What’s needed is a way for derived classes to satisfy C++’s rule that virtual overrides have the same parameter types as their base class counterparts yet also advertise implementations offering additional code features. (Interestingly, this problem would vanish if C++ allowed contravariant parameter types, because MakeFeatures<BaseFeatures>::type (the base class function’s feature set) inherits from MakeFeatures<DerFeatures>::type (the derived class function’s feature set).)

Overloading provides an effective solution to this problem. The derived class declares two functions with the same name, one using the same feature set type as the base class, the other using the enhanced feature set the derived class wishes to offer. The implementation of the base class override consists of a simple inline call to the enhanced function. Class Derived above would thus be implemented like this:

class Derived: public Base {
public:
typedef mpl::vector<ThreadSafe, Reviewed, Portable> DerFeatures; // as before

virtual void vf(int x, std::string& s, // override base
MakeFeatures<BaseFeatures>::type features) // virtual function
{
// verify feature contravariance
typedef MakeFeatures<BaseFeatures>::type BaseFeaturesClass;
typedef MakeFeatures<DerFeatures>::type DerFeaturesClass;
BOOST_MPL_ASSERT((boost::is_base_of<DerFeaturesClass,BaseFeaturesClass>));

return vf(x, s, MakeFeatures<DerFeatures>::type()); // inline call to
} // enhanced function

virtual void vf(int x, std::string& s, // as before
MakeFeatures<DerFeatures>::type features);


};

This design offers callers invoking virtual functions through a base class interface the code features advertised by that interface while also allowing callers aware of the derived interface to take advantage of the additional code features provided by the derived class. It is thus analogous to C++’s support for covariant return types on virtual functions.12

Performance

In principle, feature checking incurs no runtime cost, because everything happens during compilation. Each feature set parameter, however, could lead to a runtime argument being passed from caller to callee, even though the argument would go unused.

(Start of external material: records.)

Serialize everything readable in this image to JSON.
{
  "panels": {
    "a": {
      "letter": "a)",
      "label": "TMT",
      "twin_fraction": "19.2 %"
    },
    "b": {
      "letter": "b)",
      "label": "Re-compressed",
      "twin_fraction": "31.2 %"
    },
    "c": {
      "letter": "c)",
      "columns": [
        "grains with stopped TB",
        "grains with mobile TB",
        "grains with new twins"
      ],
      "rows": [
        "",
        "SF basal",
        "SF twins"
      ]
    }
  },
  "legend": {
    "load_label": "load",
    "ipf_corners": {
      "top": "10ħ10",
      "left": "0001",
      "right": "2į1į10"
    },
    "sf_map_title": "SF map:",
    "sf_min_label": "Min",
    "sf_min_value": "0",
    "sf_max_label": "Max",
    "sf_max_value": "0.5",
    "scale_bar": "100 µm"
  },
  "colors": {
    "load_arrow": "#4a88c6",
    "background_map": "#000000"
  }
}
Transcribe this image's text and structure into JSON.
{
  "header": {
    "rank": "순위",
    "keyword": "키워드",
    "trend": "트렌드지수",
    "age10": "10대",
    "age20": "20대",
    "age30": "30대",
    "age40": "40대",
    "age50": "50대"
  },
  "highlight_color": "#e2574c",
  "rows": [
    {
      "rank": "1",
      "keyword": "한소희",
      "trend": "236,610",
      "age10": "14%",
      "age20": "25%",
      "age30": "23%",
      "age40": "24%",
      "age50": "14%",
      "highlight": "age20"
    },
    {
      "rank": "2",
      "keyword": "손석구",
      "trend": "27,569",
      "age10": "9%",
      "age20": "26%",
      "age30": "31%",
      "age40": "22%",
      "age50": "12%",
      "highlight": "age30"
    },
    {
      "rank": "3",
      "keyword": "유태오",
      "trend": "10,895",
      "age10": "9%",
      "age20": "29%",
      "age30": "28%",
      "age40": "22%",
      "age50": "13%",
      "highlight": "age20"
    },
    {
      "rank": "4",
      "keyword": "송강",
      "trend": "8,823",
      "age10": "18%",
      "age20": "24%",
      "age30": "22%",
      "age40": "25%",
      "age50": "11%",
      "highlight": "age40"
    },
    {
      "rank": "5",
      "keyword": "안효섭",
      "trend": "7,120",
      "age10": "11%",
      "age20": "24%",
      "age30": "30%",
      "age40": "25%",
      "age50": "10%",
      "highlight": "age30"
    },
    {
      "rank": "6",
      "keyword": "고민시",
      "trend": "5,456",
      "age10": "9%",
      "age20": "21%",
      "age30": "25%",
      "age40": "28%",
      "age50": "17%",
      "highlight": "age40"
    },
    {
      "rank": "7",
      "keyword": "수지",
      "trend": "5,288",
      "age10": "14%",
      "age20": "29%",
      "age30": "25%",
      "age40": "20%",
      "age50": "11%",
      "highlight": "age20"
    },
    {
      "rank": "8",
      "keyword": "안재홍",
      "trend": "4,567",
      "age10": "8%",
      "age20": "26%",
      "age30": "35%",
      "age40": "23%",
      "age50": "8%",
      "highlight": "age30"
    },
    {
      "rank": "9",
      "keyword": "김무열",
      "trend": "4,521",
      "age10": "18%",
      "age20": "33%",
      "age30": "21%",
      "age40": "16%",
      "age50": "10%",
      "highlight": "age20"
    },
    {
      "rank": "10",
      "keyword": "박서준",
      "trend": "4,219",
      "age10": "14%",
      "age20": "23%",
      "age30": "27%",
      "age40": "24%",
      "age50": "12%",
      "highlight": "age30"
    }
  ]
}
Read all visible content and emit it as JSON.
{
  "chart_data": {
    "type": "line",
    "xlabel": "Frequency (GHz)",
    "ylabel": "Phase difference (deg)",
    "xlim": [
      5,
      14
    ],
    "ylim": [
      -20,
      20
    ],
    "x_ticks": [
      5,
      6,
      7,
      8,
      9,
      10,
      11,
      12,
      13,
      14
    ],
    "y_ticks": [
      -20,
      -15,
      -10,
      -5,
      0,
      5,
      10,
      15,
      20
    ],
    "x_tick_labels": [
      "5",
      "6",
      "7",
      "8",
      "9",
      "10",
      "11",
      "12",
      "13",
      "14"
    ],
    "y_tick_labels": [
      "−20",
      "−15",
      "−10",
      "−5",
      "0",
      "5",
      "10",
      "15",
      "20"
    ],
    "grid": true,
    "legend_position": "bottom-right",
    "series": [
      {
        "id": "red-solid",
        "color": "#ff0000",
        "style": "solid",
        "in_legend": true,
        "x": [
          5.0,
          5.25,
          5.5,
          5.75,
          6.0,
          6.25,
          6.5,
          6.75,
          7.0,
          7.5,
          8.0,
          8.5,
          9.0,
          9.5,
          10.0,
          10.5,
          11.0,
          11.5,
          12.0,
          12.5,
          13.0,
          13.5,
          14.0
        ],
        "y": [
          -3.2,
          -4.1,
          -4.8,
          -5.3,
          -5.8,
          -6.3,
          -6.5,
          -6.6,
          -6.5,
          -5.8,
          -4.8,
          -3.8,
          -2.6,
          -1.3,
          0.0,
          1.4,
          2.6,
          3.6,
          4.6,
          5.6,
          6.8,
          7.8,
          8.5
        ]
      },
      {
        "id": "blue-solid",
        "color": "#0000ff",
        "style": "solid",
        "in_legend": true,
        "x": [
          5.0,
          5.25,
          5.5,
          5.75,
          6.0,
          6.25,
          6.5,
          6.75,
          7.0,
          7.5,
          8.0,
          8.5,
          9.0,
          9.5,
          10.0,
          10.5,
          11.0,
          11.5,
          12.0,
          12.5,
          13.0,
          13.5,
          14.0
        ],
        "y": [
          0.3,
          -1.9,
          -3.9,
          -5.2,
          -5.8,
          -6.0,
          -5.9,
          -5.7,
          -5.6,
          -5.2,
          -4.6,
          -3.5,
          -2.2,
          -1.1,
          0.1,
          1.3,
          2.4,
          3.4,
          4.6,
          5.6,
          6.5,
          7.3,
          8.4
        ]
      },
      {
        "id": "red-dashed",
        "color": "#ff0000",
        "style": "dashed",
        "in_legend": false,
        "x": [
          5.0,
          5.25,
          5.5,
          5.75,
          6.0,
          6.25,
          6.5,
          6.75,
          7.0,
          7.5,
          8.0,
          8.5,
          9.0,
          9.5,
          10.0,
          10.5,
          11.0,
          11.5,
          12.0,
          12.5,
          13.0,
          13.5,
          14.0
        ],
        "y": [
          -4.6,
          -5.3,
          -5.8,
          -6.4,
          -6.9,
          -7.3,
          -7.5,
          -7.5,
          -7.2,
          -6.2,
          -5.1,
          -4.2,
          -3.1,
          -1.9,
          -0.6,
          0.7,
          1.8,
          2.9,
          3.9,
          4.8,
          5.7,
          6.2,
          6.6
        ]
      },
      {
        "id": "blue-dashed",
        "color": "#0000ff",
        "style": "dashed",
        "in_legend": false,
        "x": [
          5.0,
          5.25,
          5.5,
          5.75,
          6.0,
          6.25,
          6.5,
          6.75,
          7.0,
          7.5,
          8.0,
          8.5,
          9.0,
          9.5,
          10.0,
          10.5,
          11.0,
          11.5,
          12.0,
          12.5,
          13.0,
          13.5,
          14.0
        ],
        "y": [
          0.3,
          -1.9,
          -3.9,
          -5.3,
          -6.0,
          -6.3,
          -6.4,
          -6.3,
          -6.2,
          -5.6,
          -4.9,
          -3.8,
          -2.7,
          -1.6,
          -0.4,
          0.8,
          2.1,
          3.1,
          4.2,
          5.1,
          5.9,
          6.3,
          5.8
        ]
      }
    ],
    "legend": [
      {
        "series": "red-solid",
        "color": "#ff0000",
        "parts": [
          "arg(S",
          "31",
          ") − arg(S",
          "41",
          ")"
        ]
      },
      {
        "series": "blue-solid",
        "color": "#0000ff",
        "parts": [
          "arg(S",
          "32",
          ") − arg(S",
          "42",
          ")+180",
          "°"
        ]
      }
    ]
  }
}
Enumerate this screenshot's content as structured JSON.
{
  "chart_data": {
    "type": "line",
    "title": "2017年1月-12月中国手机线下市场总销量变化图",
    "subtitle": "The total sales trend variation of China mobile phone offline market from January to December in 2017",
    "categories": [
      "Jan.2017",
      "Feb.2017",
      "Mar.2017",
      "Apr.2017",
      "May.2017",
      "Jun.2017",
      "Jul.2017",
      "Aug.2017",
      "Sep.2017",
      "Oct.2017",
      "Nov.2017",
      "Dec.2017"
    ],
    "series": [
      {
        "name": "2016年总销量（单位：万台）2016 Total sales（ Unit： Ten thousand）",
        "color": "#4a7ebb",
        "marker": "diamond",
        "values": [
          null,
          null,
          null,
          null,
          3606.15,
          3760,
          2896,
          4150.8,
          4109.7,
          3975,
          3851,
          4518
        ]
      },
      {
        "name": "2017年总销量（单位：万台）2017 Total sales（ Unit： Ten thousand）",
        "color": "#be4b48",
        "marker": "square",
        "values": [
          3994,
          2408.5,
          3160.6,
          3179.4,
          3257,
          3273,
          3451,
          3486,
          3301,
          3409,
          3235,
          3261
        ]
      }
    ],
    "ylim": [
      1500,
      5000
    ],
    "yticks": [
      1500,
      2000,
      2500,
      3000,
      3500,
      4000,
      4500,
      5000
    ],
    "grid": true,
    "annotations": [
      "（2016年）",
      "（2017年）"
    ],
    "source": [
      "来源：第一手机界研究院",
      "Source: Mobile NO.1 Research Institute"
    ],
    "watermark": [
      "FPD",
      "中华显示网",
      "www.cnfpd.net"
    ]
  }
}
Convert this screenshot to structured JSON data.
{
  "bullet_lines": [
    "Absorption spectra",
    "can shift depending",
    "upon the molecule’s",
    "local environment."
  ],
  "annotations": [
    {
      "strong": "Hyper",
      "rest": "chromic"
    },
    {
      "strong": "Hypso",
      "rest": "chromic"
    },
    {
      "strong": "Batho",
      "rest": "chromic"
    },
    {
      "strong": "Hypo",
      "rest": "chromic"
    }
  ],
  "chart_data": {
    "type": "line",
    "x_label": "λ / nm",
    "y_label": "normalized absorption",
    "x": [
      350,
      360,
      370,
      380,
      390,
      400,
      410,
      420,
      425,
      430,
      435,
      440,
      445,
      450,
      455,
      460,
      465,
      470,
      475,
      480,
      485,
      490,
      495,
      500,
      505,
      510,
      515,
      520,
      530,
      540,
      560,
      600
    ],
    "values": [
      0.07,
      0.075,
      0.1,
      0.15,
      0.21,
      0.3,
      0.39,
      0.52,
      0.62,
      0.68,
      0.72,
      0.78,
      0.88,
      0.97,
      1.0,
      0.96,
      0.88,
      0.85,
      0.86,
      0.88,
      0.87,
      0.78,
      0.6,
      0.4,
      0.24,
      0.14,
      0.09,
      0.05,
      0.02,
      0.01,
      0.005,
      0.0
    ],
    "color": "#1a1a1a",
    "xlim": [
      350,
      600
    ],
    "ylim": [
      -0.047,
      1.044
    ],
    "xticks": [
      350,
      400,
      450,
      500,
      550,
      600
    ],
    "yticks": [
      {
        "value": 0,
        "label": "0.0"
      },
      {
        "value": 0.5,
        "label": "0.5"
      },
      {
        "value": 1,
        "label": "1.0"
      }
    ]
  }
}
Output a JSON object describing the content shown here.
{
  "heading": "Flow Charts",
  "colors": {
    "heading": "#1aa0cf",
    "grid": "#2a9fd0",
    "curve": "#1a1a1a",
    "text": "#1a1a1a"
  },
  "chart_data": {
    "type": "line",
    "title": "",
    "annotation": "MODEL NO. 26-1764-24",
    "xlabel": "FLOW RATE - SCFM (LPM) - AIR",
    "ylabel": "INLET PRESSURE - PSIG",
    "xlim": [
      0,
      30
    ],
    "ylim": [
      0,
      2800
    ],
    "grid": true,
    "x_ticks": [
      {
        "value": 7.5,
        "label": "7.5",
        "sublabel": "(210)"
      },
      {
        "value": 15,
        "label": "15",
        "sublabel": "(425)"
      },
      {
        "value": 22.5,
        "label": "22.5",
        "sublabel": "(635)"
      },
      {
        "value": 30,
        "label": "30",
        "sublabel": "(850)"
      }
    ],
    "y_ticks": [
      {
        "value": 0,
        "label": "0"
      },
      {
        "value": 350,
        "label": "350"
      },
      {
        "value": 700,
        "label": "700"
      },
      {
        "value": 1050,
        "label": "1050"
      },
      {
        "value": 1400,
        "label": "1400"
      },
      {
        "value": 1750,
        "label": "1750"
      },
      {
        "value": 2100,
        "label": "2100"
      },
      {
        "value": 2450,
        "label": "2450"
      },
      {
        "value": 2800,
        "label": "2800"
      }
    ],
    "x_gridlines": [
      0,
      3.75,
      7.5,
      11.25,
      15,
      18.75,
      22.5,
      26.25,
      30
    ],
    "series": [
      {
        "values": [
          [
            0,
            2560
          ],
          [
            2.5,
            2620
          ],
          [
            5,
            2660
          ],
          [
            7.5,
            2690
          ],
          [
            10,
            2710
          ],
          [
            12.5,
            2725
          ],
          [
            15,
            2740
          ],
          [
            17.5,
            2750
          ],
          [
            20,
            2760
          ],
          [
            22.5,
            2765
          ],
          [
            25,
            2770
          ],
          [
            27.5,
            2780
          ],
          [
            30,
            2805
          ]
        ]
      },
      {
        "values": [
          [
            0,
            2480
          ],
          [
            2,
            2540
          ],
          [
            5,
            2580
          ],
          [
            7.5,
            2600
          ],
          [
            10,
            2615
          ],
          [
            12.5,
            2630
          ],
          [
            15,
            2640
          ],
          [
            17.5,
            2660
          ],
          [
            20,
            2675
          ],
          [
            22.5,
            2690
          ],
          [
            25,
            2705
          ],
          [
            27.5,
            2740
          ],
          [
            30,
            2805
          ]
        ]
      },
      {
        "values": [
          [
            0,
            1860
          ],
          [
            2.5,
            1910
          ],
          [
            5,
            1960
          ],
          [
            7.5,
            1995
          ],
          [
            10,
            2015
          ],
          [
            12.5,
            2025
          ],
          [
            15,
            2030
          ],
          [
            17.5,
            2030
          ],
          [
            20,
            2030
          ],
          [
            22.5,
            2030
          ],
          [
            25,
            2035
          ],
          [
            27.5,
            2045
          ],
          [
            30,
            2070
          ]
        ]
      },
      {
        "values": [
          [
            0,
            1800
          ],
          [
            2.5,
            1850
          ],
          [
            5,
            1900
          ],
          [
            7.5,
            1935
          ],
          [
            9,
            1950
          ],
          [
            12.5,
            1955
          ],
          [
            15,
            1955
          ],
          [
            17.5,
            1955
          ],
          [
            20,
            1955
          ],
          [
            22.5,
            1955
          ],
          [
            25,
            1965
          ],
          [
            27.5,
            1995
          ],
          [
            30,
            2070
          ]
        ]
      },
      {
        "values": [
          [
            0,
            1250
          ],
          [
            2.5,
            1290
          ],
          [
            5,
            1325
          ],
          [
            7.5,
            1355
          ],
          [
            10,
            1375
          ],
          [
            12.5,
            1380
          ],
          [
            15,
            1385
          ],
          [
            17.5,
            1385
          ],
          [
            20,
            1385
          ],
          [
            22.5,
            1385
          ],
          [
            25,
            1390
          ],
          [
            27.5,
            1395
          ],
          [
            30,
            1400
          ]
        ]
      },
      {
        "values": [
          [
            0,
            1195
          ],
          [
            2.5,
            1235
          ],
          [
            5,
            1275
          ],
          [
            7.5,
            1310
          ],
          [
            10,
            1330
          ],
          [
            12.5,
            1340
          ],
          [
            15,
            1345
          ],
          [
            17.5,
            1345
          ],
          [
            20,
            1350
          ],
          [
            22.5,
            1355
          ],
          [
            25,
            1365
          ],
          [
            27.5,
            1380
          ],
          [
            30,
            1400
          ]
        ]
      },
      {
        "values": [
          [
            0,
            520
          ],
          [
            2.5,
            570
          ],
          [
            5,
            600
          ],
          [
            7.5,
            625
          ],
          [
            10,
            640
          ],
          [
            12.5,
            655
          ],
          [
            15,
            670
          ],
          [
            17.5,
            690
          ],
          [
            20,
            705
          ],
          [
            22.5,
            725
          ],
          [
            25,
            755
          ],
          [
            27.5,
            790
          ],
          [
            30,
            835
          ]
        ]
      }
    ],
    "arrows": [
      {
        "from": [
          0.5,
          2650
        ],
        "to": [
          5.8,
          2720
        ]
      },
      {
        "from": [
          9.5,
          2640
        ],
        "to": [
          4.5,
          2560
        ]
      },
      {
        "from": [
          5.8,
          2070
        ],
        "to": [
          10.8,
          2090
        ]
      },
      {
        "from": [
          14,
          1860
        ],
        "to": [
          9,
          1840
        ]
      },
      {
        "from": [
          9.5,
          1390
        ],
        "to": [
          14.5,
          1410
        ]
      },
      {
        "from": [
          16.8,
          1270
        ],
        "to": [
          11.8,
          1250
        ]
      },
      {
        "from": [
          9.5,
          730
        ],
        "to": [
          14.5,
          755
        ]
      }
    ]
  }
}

Whether this occurs depends on the optimization settings and capabilities of the C++ compiler. If such objects are not optimized away, Table 1 demonstrates that their size could be significant (up to many thousands of bytes per feature set), an artifact of the use of virtual inheritance14 in the current implementation.

C++ template metaprogramming has a reputation for causing significant increases in compilation times, and my experience is that this reputation is not undeserved. Test programs of a few dozen lines (excluding header contents) often took 30 seconds or longer to compile, and experiments with more than 5 total features were abandoned due to excessively long compilation times or, in the case of Visual C++, aborted compilations due to internal compiler errors.

The implementation described here was designed only as a proof of concept, however; efficiency was not a concern. It is reasonable to expect that less costly implementations would be devised were that aspect of the problem to become the focus of attention. For example, the current implementation passes feature set parameters by value rather than by pointer or reference-to-const, a decision motivated by the desire to avoid adding unnecessary symbols to the already somewhat cumbersome TMP-based syntax.